The conclusion was directly relevant to two important strategical problems. One was, as always, the relationship of Lenin’s party, as the vanguard of the proletariat, to the peasants, who unquestionably were a majority. The answer to this was already implicit in Lenin’s slogan, the revolutionary democratic dictatorship of the proletariat and the peasantry, and equally in Trotsky’s theory of permanent revolution.

For both implied utilizing the land hunger of the peasants to get temporary support for a revolution spearheaded by an urban working class minority, and both, implied breaking the alliance as soon as the peasants ceased to be tractable. The other problem was the relationship of the party to the soviets, and this was more difficult.

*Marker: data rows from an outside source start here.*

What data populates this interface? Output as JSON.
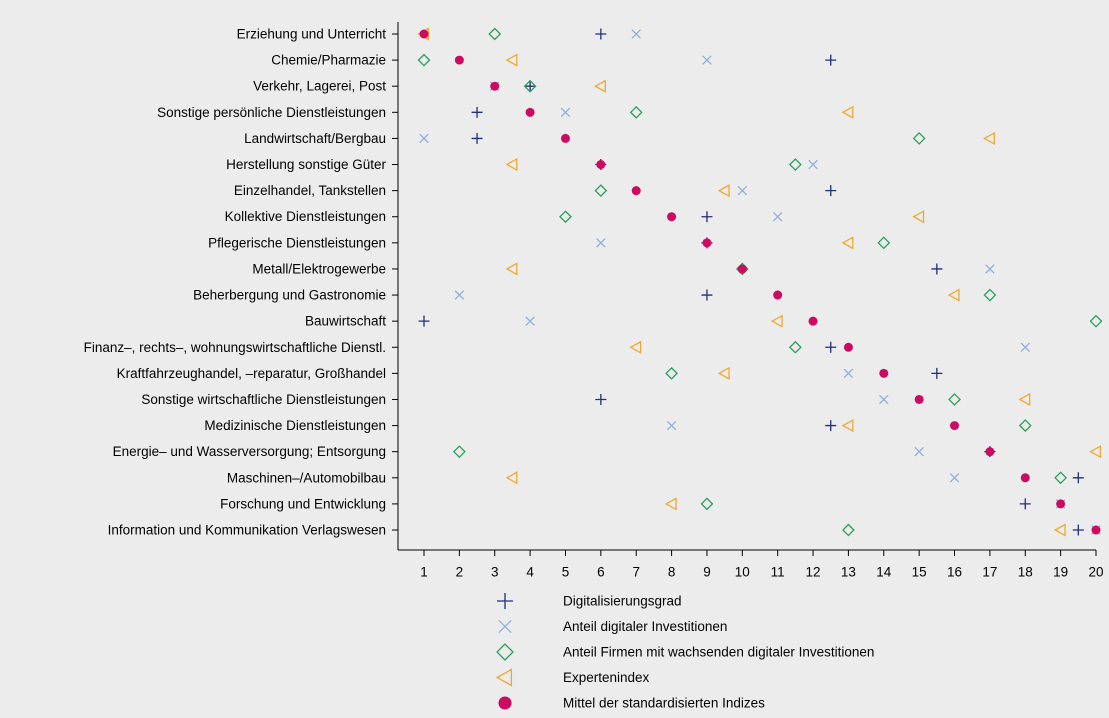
{
  "chart_data": {
    "type": "scatter",
    "title": "",
    "xlabel": "",
    "ylabel": "",
    "xlim": [
      1,
      20
    ],
    "x_ticks": [
      "1",
      "2",
      "3",
      "4",
      "5",
      "6",
      "7",
      "8",
      "9",
      "10",
      "11",
      "12",
      "13",
      "14",
      "15",
      "16",
      "17",
      "18",
      "19",
      "20"
    ],
    "grid": false,
    "legend_position": "bottom",
    "categories": [
      "Erziehung und Unterricht",
      "Chemie/Pharmazie",
      "Verkehr, Lagerei, Post",
      "Sonstige persönliche Dienstleistungen ",
      "Landwirtschaft/Bergbau",
      "Herstellung sonstige Güter",
      "Einzelhandel, Tankstellen",
      "Kollektive Dienstleistungen",
      "Pflegerische Dienstleistungen",
      "Metall/Elektrogewerbe",
      "Beherbergung und Gastronomie",
      "Bauwirtschaft",
      "Finanz–, rechts–, wohnungswirtschaftliche Dienstl.",
      "Kraftfahrzeughandel, –reparatur, Großhandel",
      "Sonstige wirtschaftliche Dienstleistungen",
      "Medizinische Dienstleistungen",
      "Energie– und Wasserversorgung; Entsorgung ",
      "Maschinen–/Automobilbau",
      "Forschung und Entwicklung",
      "Information und Kommunikation Verlagswesen"
    ],
    "series": [
      {
        "name": "Digitalisierungsgrad",
        "marker": "plus",
        "color": "#1f2f7a",
        "values": [
          6,
          12.5,
          4,
          2.5,
          2.5,
          6,
          12.5,
          9,
          9,
          15.5,
          9,
          1,
          12.5,
          15.5,
          6,
          12.5,
          17,
          19.5,
          18,
          19.5
        ]
      },
      {
        "name": "Anteil digitaler Investitionen",
        "marker": "cross",
        "color": "#8fb0de",
        "values": [
          7,
          9,
          3,
          5,
          1,
          12,
          10,
          11,
          6,
          17,
          2,
          4,
          18,
          13,
          14,
          8,
          15,
          16,
          19,
          20
        ]
      },
      {
        "name": "Anteil Firmen mit wachsenden digitaler Investitionen",
        "marker": "diamond",
        "color": "#2ca05a",
        "values": [
          3,
          1,
          4,
          7,
          15,
          11.5,
          6,
          5,
          14,
          10,
          17,
          20,
          11.5,
          8,
          16,
          18,
          2,
          19,
          9,
          13
        ]
      },
      {
        "name": "Expertenindex",
        "marker": "triangle-left",
        "color": "#f0a830",
        "values": [
          1,
          3.5,
          6,
          13,
          17,
          3.5,
          9.5,
          15,
          13,
          3.5,
          16,
          11,
          7,
          9.5,
          18,
          13,
          20,
          3.5,
          8,
          19
        ]
      },
      {
        "name": "Mittel der standardisierten Indizes",
        "marker": "circle",
        "color": "#cc0a62",
        "values": [
          1,
          2,
          3,
          4,
          5,
          6,
          7,
          8,
          9,
          10,
          11,
          12,
          13,
          14,
          15,
          16,
          17,
          18,
          19,
          20
        ]
      }
    ]
  }
}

When Lenin returned in April the actual situation was what he described as Dual Power, the existence side by side of the bourgeois Provisional Government and the soviets. Under the circumstances the only possible slogan for a left-wing party was. All power to the soviets, and this Lenin adopted and continued to use (except for an interval in July when Konrnilov’s plot threatened a military dictatorship).

But in the soviets Marxists of any kind were a minority, and Bolsheviks were a minority among Marxists. Moreover, the revolutionary spontaneity of the soviets and their primitive democracy were more nearly in accord with Menshevik ideas about the federalism of socialist party organization than with Lenin’s theory of a rigidly centralized party. Besides, it was Trotsky, not Lenin, who had been the hero of the St. Petersburg soviet in 1905, and who had described the soviets as an embryo of a revolutionary government, while Lenin’s party had looked askance at both the soviets and the trade unions.

There came to be a myth, sedulously propagated after Lenin became the hero of a successful revolution, that he had instantly perceived, at the very beginning, that the soviets were uniquely suited to be the organs of a socialist revolution. This is not borne out by the record of 1905-1906.

Lenin did indeed recognize the importance of the soviets as organs of direct mass struggle, and he reproved his followers for neglecting them. But his attitude toward the soviets in 1905 was one of little sympathy and a good deal of suspicion. His emphasis fell on their insufficiency for organizing the insurrection, and he even suggested that, if the revolution were properly organized, the soviets might become superfluous.

No other opinion was consistent with Lenin’s belief in the control of spontaneity by consciousness, or his theory of the party as the seat of proletarian consciousness. And indeed this was almost what happened in 1917. By the end of October the party was in control of the soviets, which were on the way to becoming, not exactly superfluous, but a front for government by the party.

As for Trotsky, who did not reach Russia until the middle of May, he was content to forget his blast at Lenin’s party, once he learned that Lenin had already adopted the kernel of his theory that the two revolutions would merge. The two leaders of the revolution had at last got together, and majority rule became indeed an illusion in the last free election at the end of 1917 the Bolsheviks polled about a quarter of the votes.